By Halting a Harsh Tory Welfare Policy, This Budget Clearly Outlines How the Labour Party Will Fight the Battle to Revitalize Britain
Just recently, the finance minister, Rachel Reeves, delivered a Labour Party economic plan. People have been asking for Labour’s purpose and principles to be more clearly articulated. Through the choices made – a transition to a fairer tax system, targeting wealth to pay for addressing child poverty, quality public services and the living expenses – we have unequivocally demonstrated what we stand for.
That’s why Labour MPs applauded in the Commons, and it’s why we are up for the battles to come. And it’s why the cries from the right began immediately.
The Central Political Divide in British Politics
The central division in British politics is yet again on the economy. On the one side Labour, who want to change it so it helps ordinary working people, and on the other, our political opponents, who support the current system and the failed ideology of the past. We must now confront, and prevail in, the debate.
The Tories were given 14 years to fix things and instead, by every standard, they got much worse. Their doctrinaire austerity and supply-side economics – tax cuts for the wealthy, cutting off investment (causing us with low productivity and wages), and neglecting to support young people after the pandemic – proved ineffective.
Legacy of Decline Under the Previous Administration
Quality of life fell by the biggest amount since records began, child poverty hit record levels, NHS waiting lists in England were the highest they’ve ever been, wages were stagnant, a housing crisis took hold, young people affected by Covid were abandoned. The record of failure continues.
One budget alone can’t fix everything, so Labour has a comprehensive plan for rebuilding and for restructuring the country. And we have to go out and continue making the case for why our strategy will reap dividends.
Social Security and Child Poverty
During the Tories, welfare spending significantly increased. As did child poverty, because they didn’t address the root causes: low pay, high housing costs, significant inequalities in education, health and regions. The state is forced to paying more to manage the symptoms instead of the cure.
That’s why we are constructing more affordable homes than for a generation, raising wages and new rights for workers, greatly increasing investment in infrastructure and new industries, reducing waiting lists down and lowering the costs of childcare and energy as we pursue clean power.
Ending the Two-Child Limit
This is also the reason we are absolutely right to use this budget to remove the two-child benefit cap.
For eight long years, since it was introduced, poorer families with children have endured from a unjust social experiment that was marketed as fair for working people when it was anything but. Most of the families impacted by it have a parent in work.
It’s done nothing but push 300,000 more children into poverty – which, ultimately, costs us more, as well as being heartless and immoral.
Tangible Effects in Communities
From experience from my own constituency – where over 5,000 children will be lifted out of poverty as a result of ending the cap – the actual impact it’s had.

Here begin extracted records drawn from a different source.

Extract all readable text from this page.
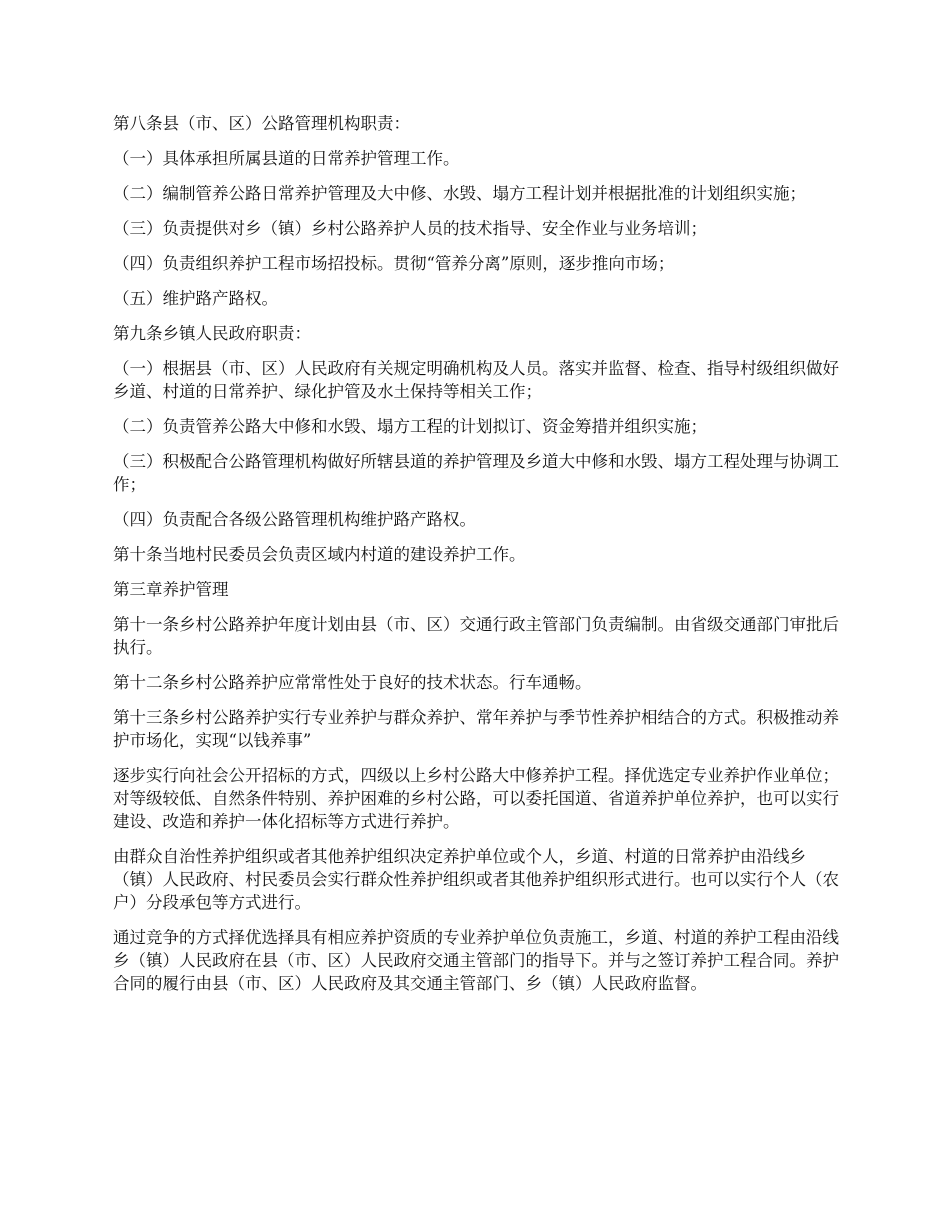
第八条县（市、区）公路管理机构职责：

（一）具体承担所属县道的日常养护管理工作。

（二）编制管养公路日常养护管理及大中修、水毁、塌方工程计划并根据批准的计划组织实施；

（三）负责提供对乡（镇）乡村公路养护人员的技术指导、安全作业与业务培训；

（四）负责组织养护工程市场招投标。贯彻“管养分离”原则，逐步推向市场；

（五）维护路产路权。

第九条乡镇人民政府职责：

（一）根据县（市、区）人民政府有关规定明确机构及人员。落实并监督、检查、指导村级组织做好乡道、村道的日常养护、绿化护管及水土保持等相关工作；

（二）负责管养公路大中修和水毁、塌方工程的计划拟订、资金筹措并组织实施；

（三）积极配合公路管理机构做好所辖县道的养护管理及乡道大中修和水毁、塌方工程处理与协调工作；

（四）负责配合各级公路管理机构维护路产路权。

第十条当地村民委员会负责区域内村道的建设养护工作。

第三章养护管理

第十一条乡村公路养护年度计划由县（市、区）交通行政主管部门负责编制。由省级交通部门审批后执行。

第十二条乡村公路养护应常常性处于良好的技术状态。行车通畅。

第十三条乡村公路养护实行专业养护与群众养护、常年养护与季节性养护相结合的方式。积极推动养护市场化，实现“以钱养事”

逐步实行向社会公开招标的方式，四级以上乡村公路大中修养护工程。择优选定专业养护作业单位；对等级较低、自然条件特别、养护困难的乡村公路，可以委托国道、省道养护单位养护，也可以实行建设、改造和养护一体化招标等方式进行养护。

由群众自治性养护组织或者其他养护组织决定养护单位或个人，乡道、村道的日常养护由沿线乡（镇）人民政府、村民委员会实行群众性养护组织或者其他养护组织形式进行。也可以实行个人（农户）分段承包等方式进行。

通过竞争的方式择优选择具有相应养护资质的专业养护单位负责施工，乡道、村道的养护工程由沿线乡（镇）人民政府在县（市、区）人民政府交通主管部门的指导下。并与之签订养护工程合同。养护合同的履行由县（市、区）人民政府及其交通主管部门、乡（镇）人民政府监督。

Children wearing £1 wellies as school shoes, children going to bed hungry and cold, living in overcrowded, mouldy homes, parents this Christmas relying on food banks for a modest meal or small gift for their kids.
I also see the impact on schools, teachers, social workers, doctors and charities who are already stretched but have to redirect time and resources to supporting children who are living with the consequences of severe deprivation.
Long-Term Effects of Youth Hardship
Just one in four pupils from the poorest families achieve five good GCSEs, compared with nearly three in four among wealthier families. This sets them up for the disadvantages they face during their lives: unrealized potential, economic struggles and ill health. Children who were raised in poverty are more likely to be jobless or poor as adults.
Addressing child poverty isn’t just a moral imperative, it is a long-term investment. Poverty costs the economy far, far more than the three billion pound cost of removing the two-child cap, or expanding free school meals.
This is the reason we acted urgently in the budget, despite the very difficult economic context. Every day with this cap in place sees more than 100 additional children pushed into poverty. The benefits of lifting it will not occur overnight either, so taking early action in the parliament was vital.
The cap was a totem to 14 years of failed rightwing ideology. Now it is gone.
Fair Financing for Policies
We, as Labour, can also be explicit that these initiatives are being funded in a just way – from a new gaming tax, eliminating tax loopholes and a new “mansion tax”.
Conclusion
Fairness and purpose – that’s how we will win the contest of ideas. This budget is a clear statement that we gained the election as Labour, and will lead as Labour. As I repeatedly said during my campaign to become deputy leader, we must seize back the political platform and define the narrative more strongly about what’s truly flawed with the country and how we are repairing it. We’ve definitely done that this week.
So let’s keep hold of it and prevail in this fight about how we will rebuild Britain and tackle the entrenched inequalities impeding progress.